‘’On est confronté à un risque de destruction de l’entreprise’’
Un entretien avec Olivier Favereau et Armand Hatchuel sur la ‘’grande déformation’’.
De multiples études confirment que, depuis le tournant des années 80-90, la financiarisation des modes de gouvernance, d’évaluation, et de gestion, dans les grandes entreprises, structurées autour de sociétés cotées, a freiné les tendances managérialistes, participatives et modernisatrices des années 60-70, contribuant à une explosion des inégalités, à une défiance sans précédent vis-à-vis de l’entreprise et, pour finir, à la crise économique la plus grave depuis 1929.
La « grande déformation » de l’entreprise a eu des répercussions immenses sur le management. Ce mouvement a engendré une tendance à l’individualisation des salaires et une décomposition de l’entreprise, alors que l’efficacité vient essentiellement de la coopération. Plus globalement, il a occulté la relation manager-salarié au profit de la relation actionnaire-manager. Mais cette déformation ne s’explique, ni se justifie en droit. Il faut donc inventer aujourd’hui une nouvelle forme politique et juridique pour faire fonctionner l’entreprise.
Ce risque de destruction est intimement lié au présupposé sur la notion de propriété, consacré académiquement par deux théories économiques : la théorie de la « valeur actionnariale », qui semble justifier totalement que l’entreprise soit la « chose » des actionnaires, dont ils peuvent disposer, à leur gré, au nom du principe sacré de la propriété privée. Et la « théorie de l’agence », qui fait des managers les agents des actionnaires.

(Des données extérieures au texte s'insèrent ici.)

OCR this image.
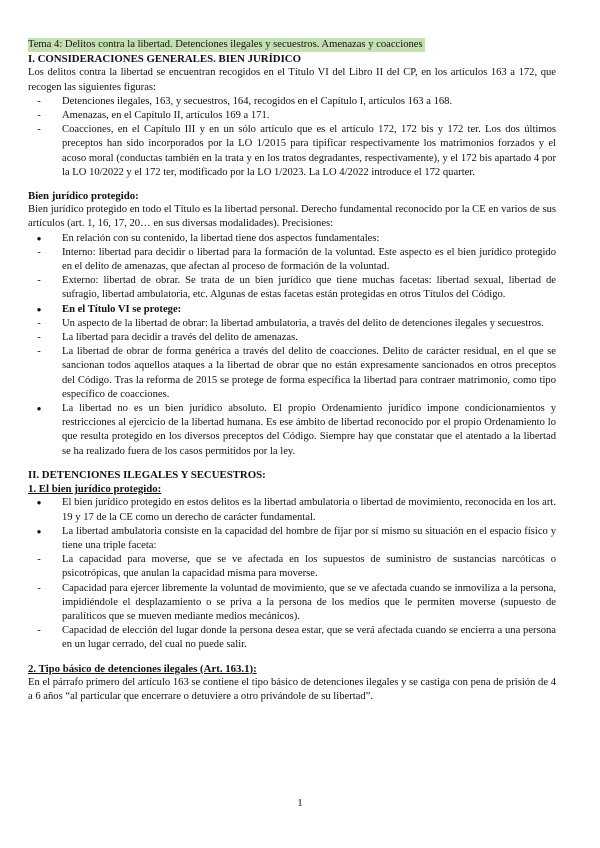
Tema 4: Delitos contra la libertad. Detenciones ilegales y secuestros. Amenazas y coacciones
I. CONSIDERACIONES GENERALES. BIEN JURÍDICO

Los delitos contra la libertad se encuentran recogidos en el Título VI del Libro II del CP, en los artículos 163 a 172, que recogen las siguientes figuras:

-	Detenciones ilegales, 163, y secuestros, 164, recogidos en el Capítulo I, artículos 163 a 168.
-	Amenazas, en el Capítulo II, artículos 169 a 171.
-	Coacciones, en el Capítulo III y en un sólo artículo que es el artículo 172, 172 bis y 172 ter. Los dos últimos preceptos han sido incorporados por la LO 1/2015 para tipificar respectivamente los matrimonios forzados y el acoso moral (conductas también en la trata y en los tratos degradantes, respectivamente), y el 172 bis apartado 4 por la LO 10/2022 y el 172 ter, modificado por la LO 1/2023. La LO 4/2022 introduce el 172 quarter.
Bien jurídico protegido:

Bien jurídico protegido en todo el Título es la libertad personal. Derecho fundamental reconocido por la CE en varios de sus artículos (art. 1, 16, 17, 20… en sus diversas modalidades). Precisiones:

●	En relación con su contenido, la libertad tiene dos aspectos fundamentales:
-	Interno: libertad para decidir o libertad para la formación de la voluntad. Este aspecto es el bien jurídico protegido en el delito de amenazas, que afectan al proceso de formación de la voluntad.
-	Externo: libertad de obrar. Se trata de un bien jurídico que tiene muchas facetas: libertad sexual, libertad de sufragio, libertad ambulatoria, etc. Algunas de estas facetas están protegidas en otros Títulos del Código.
●	En el Título VI se protege:
-	Un aspecto de la libertad de obrar: la libertad ambulatoria, a través del delito de detenciones ilegales y secuestros.
-	La libertad para decidir a través del delito de amenazas.
-	La libertad de obrar de forma genérica a través del delito de coacciones. Delito de carácter residual, en el que se sancionan todos aquellos ataques a la libertad de obrar que no están expresamente sancionados en otros preceptos del Código. Tras la reforma de 2015 se protege de forma específica la libertad para contraer matrimonio, como tipo específico de coacciones.
●	La libertad no es un bien jurídico absoluto. El propio Ordenamiento jurídico impone condicionamientos y restricciones al ejercicio de la libertad humana. Es ese ámbito de libertad reconocido por el propio Ordenamiento lo que resulta protegido en los diversos preceptos del Código. Siempre hay que constatar que el atentado a la libertad se ha realizado fuera de los casos permitidos por la ley.
II. DETENCIONES ILEGALES Y SECUESTROS:
1. El bien jurídico protegido:
●	El bien jurídico protegido en estos delitos es la libertad ambulatoria o libertad de movimiento, reconocida en los art. 19 y 17 de la CE como un derecho de carácter fundamental.
●	La libertad ambulatoria consiste en la capacidad del hombre de fijar por sí mismo su situación en el espacio físico y tiene una triple faceta:
-	La capacidad para moverse, que se ve afectada en los supuestos de suministro de sustancias narcóticas o psicotrópicas, que anulan la capacidad misma para moverse.
-	Capacidad para ejercer libremente la voluntad de movimiento, que se ve afectada cuando se inmoviliza a la persona, impidiéndole el desplazamiento o se priva a la persona de los medios que le permiten moverse (supuesto de paralíticos que se mueven mediante medios mecánicos).
-	Capacidad de elección del lugar donde la persona desea estar, que se verá afectada cuando se encierra a una persona en un lugar cerrado, del cual no puede salir.
2. Tipo básico de detenciones ilegales (Art. 163.1):

En el párrafo primero del artículo 163 se contiene el tipo básico de detenciones ilegales y se castiga con pena de prisión de 4 a 6 años “al particular que encerrare o detuviere a otro privándole de su libertad”.

1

Alors qu’à la fin du 19ème siècle, le management avait pris son autonomie par rapport au capital, à partir des années 70 le management va se trouver happé par le capital et se détacher progressivement du travail, revenant ainsi sur le compromis fordiste, lui-même fondé intellectuellement sur l’analyse de Keynes. La pensée dominante était de dire que si les propriétaires de capitaux se mêlaient de la gestion des entreprises, ce serait la catastrophe, comme l’expose Henri Fayol dans son oeuvre. La « grande déformation » de l’entreprise a donc bien eu de grandes répercussions sur le management. Elle a entrainé une tendance à l’individualisation des salaires et une décomposition de l’entreprise qui permettait d’identifier la contribution de chacun au profit. Or, l’efficacité vient essentiellement de la coopération. La « grande déformation » a donc engendré une perte du sens du travail. Elle a conduit à une balkanisation de l’entreprise.
Quelles réformes pourrait-on envisager pour le management ? Il faut préalablement redéfinir les rapports entre les actionnaires et l’entreprise. Le manager pourrait alors retrouver sa place entière à l’intérieur de l’entreprise, les rapports entre les actionnaires et l’entreprise étant préalablement redéfinis. Plusieurs mesures concrètes pourraient être adoptées. Un titre liquide ne devrait pas donner les mêmes droits qu’un titre qui engage les actionnaires sur plusieurs années. Il faudrait aussi exercer un contrôle social sur les stocks options et rendre effective la lutte contre les paradis fiscaux.